Apesar de se tratar, parafraseando Nelson Rodrigues, da “vida como ela é, ”O Teu Rosto Será o Último”, não é uma literatura acessível, possui uma sofisticada estrutura, que exige atenção do leitor para tecer a teia dos acontecimentos aparentemente isolados. Talvez por isso, ou por outras das suas “subversões” que citei acima, demorei a me envolver com a leitura e até mesmo por um tempo o coloquei no modo “stand by”, depois de o retomar, algumas passagens ainda chegaram a me entediar, porém nada que me impedisse de chegar ao fim.
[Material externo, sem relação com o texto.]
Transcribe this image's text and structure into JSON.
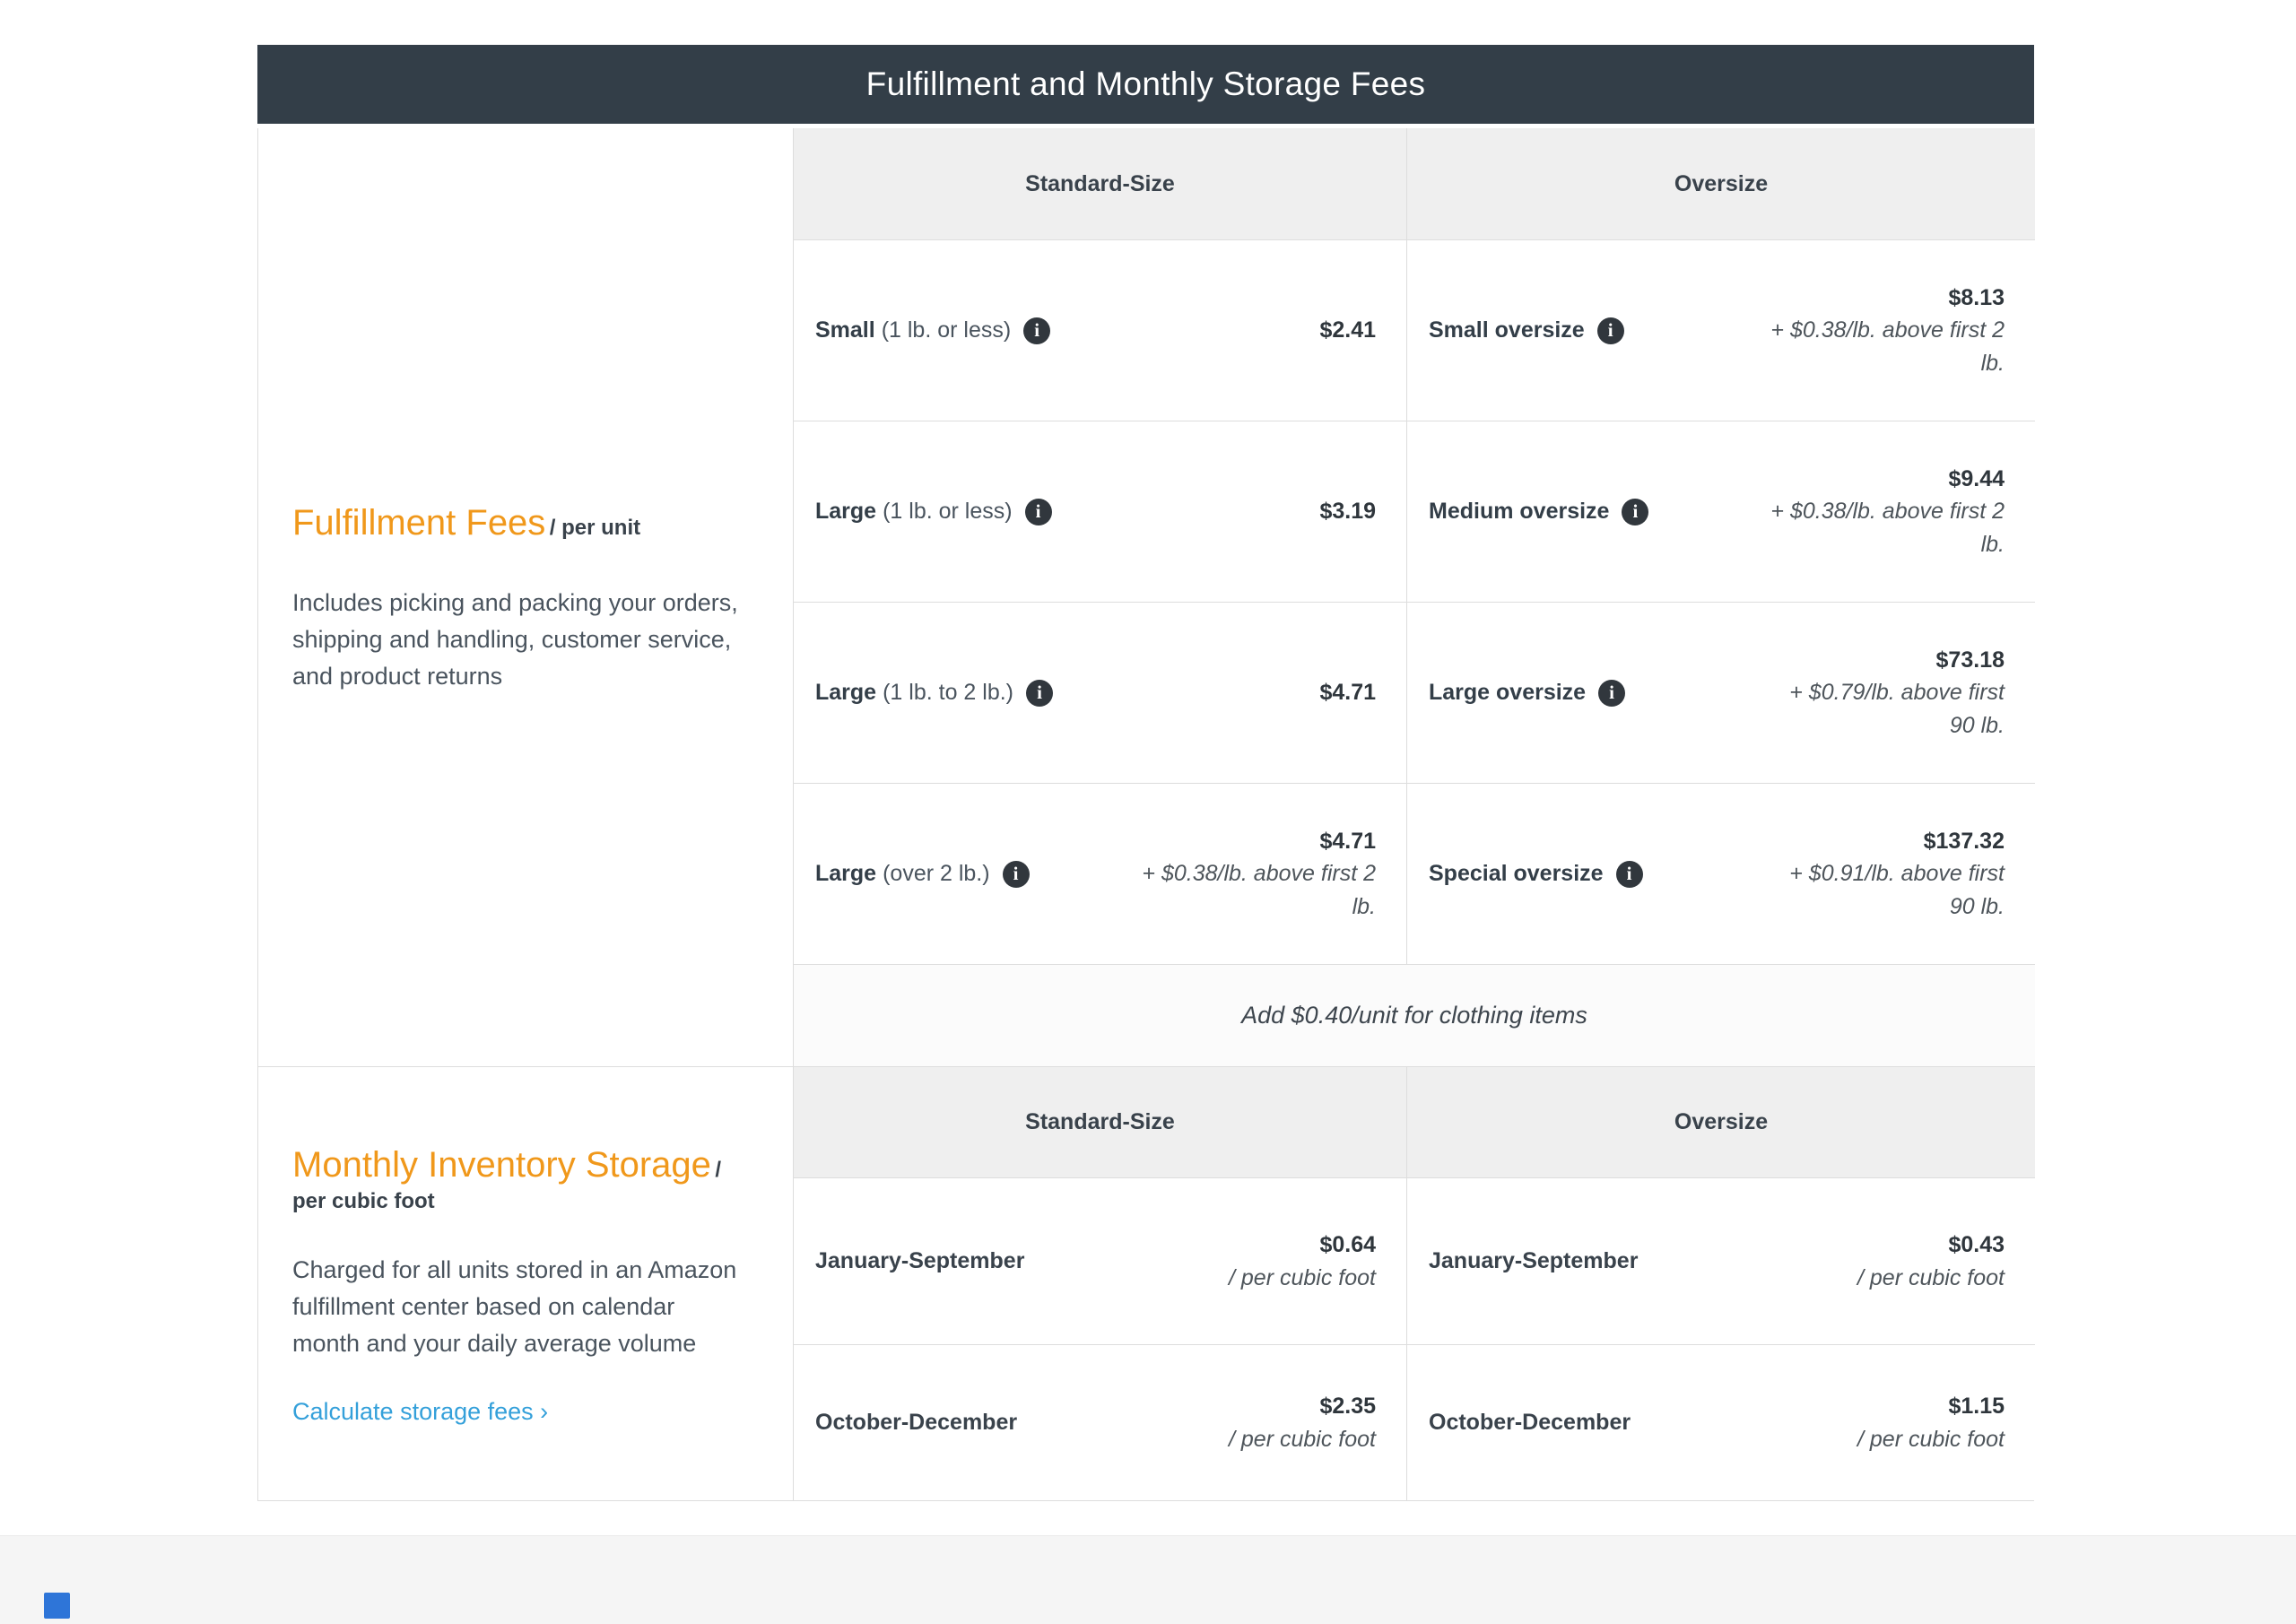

Ainda bem que não o fiz, pois o final é surpreendente, João Ricardo Pedro soube bem, construir - desconstruindo, “segredos” de família. Uma obra interessante, que vale a pena conhecer, assim como “Por Este Mundo Acima” também da coleção Novíssimos da editora Leya, novamente indico a leitores experientes e versáteis, que gostem de ler romances menos convencionais e de conteúdo denso, àqueles que gostam de escrever, é uma ótima oportunidade para novos aprendizados linguísticos.